Chosen to Bear Fruit
6th Sunday of Easter – 2015 – year B – Preconfirmation
This has been a week of remembering – earlier in the week there was the official memorial service for those who died in the 1916 Rising. Over this weekend right across Europe people have been remembering – remembering the end of the war in Europe in 1945, 70 years ago.
So I want to ask a few ‘Do you remember’ questions
Do you remember - the first time you rode a bicycle, the day you learned to swim? Do you remember your first day at work? Do you remember your wedding day? Do you remember your Baptism? - we are remembering who we belong to.
Next Sunday 7 of our young people are being confirmed along with youngsters from Clontarf and Raheny & Coolock in Clontarf . I just want to say now that these young people have been a tremendous group to work with.

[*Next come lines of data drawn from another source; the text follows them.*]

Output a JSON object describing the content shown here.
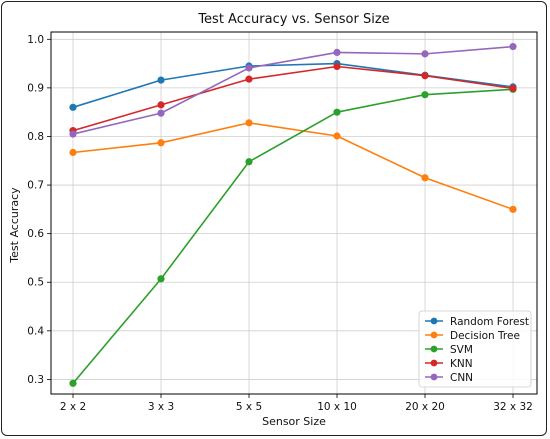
{
  "chart_data": {
    "type": "line",
    "title": "Test Accuracy vs. Sensor Size",
    "xlabel": "Sensor Size",
    "ylabel": "Test Accuracy",
    "categories": [
      "2 x 2",
      "3 x 3",
      "5 x 5",
      "10 x 10",
      "20 x 20",
      "32 x 32"
    ],
    "ylim": [
      0.27,
      1.015
    ],
    "yticks": [
      "0.3",
      "0.4",
      "0.5",
      "0.6",
      "0.7",
      "0.8",
      "0.9",
      "1.0"
    ],
    "grid": true,
    "legend_position": "bottom-right",
    "series": [
      {
        "name": "Random Forest",
        "color": "#1f77b4",
        "values": [
          0.86,
          0.916,
          0.945,
          0.95,
          0.926,
          0.902
        ]
      },
      {
        "name": "Decision Tree",
        "color": "#ff7f0e",
        "values": [
          0.767,
          0.787,
          0.828,
          0.801,
          0.715,
          0.65
        ]
      },
      {
        "name": "SVM",
        "color": "#2ca02c",
        "values": [
          0.292,
          0.507,
          0.748,
          0.85,
          0.886,
          0.897
        ]
      },
      {
        "name": "KNN",
        "color": "#d62728",
        "values": [
          0.812,
          0.865,
          0.918,
          0.944,
          0.925,
          0.899
        ]
      },
      {
        "name": "CNN",
        "color": "#9467bd",
        "values": [
          0.805,
          0.848,
          0.941,
          0.973,
          0.97,
          0.985
        ]
      }
    ]
  }
}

Do you remember your own confirmation? The day of taking for ourselves the promises of Baptism.
I certainly remember mine – I was not confirmed until I was 17. As it turns out our Gospel reading this morning includes the text the Bishop of Aston used in his sermon at my Confirmation in St Lawrence’s Northfield.
‘You did not choose me, I chose you and appointed you.’
Or in the Message translation that we read from “You didn’t choose me, remember; I chose you, and put you in the world to bear fruit.”
I take two very important lessons from that. The first is that each one of you, each person in this building is special. You didn’t choose me – I chose you. Special not because we are the best runners, the best person at maths or science or Irish or geography or history, the prettiest or the most handsome- we are all special because God has placed a supreme value on each one of us, the life, the death, the resurrection of Jesus – God says to each one of us – ‘You’re worth that to me.’ – the rest of my life, of your life is one of learning what that means to each one of us.
The next lesson I take is that we are put here to make a difference. ‘remember; I chose you, and put you in the world to bear fruit.’ Over these weeks we’ve been thinking of the difference faith can make to us and how we live our lives. Remember when we were on the commandments. What does it mean to honour your father and your mother – we always have good discussions on that one! We thought about who Jesus was, what his cross means to us, what forgiveness means.
Then we thought of what difference can people of faith make in the world. We thought of people who had campaigned against racism and oppression, their message was rooted in their deep Christian conviction that racism and oppression was an offence before God – we thought of Martin Luther King in America, Desmond Tutu in South Africa. In our own country, Gordon Wilson who on the day his daughter died next to him in the aftermath of an IRA bomb in Enniskillen, said he was praying for those who had planted the bomb. That came out of his own deeply held faith.
How can you or I bring something of God’s love, God’s desire for justice, for peace building, for reconciliation in my school, my place of work, my home, my community.
‘You did not choose me, I chose you and appointed you.’
That stayed with me from the night of my Confirmation. May each one of you grow in your understanding of God’s love for you and your place in his Church – and may God work in and through each one of you in what ever you do, wherever you live, whoever you marry.
May your Confirmation next Sunday night be a very special time for each one of you, one that you can look back on, as Jesus says of each one of you:
“You didn’t choose me, remember; I chose you, and put you in the world to bear fruit.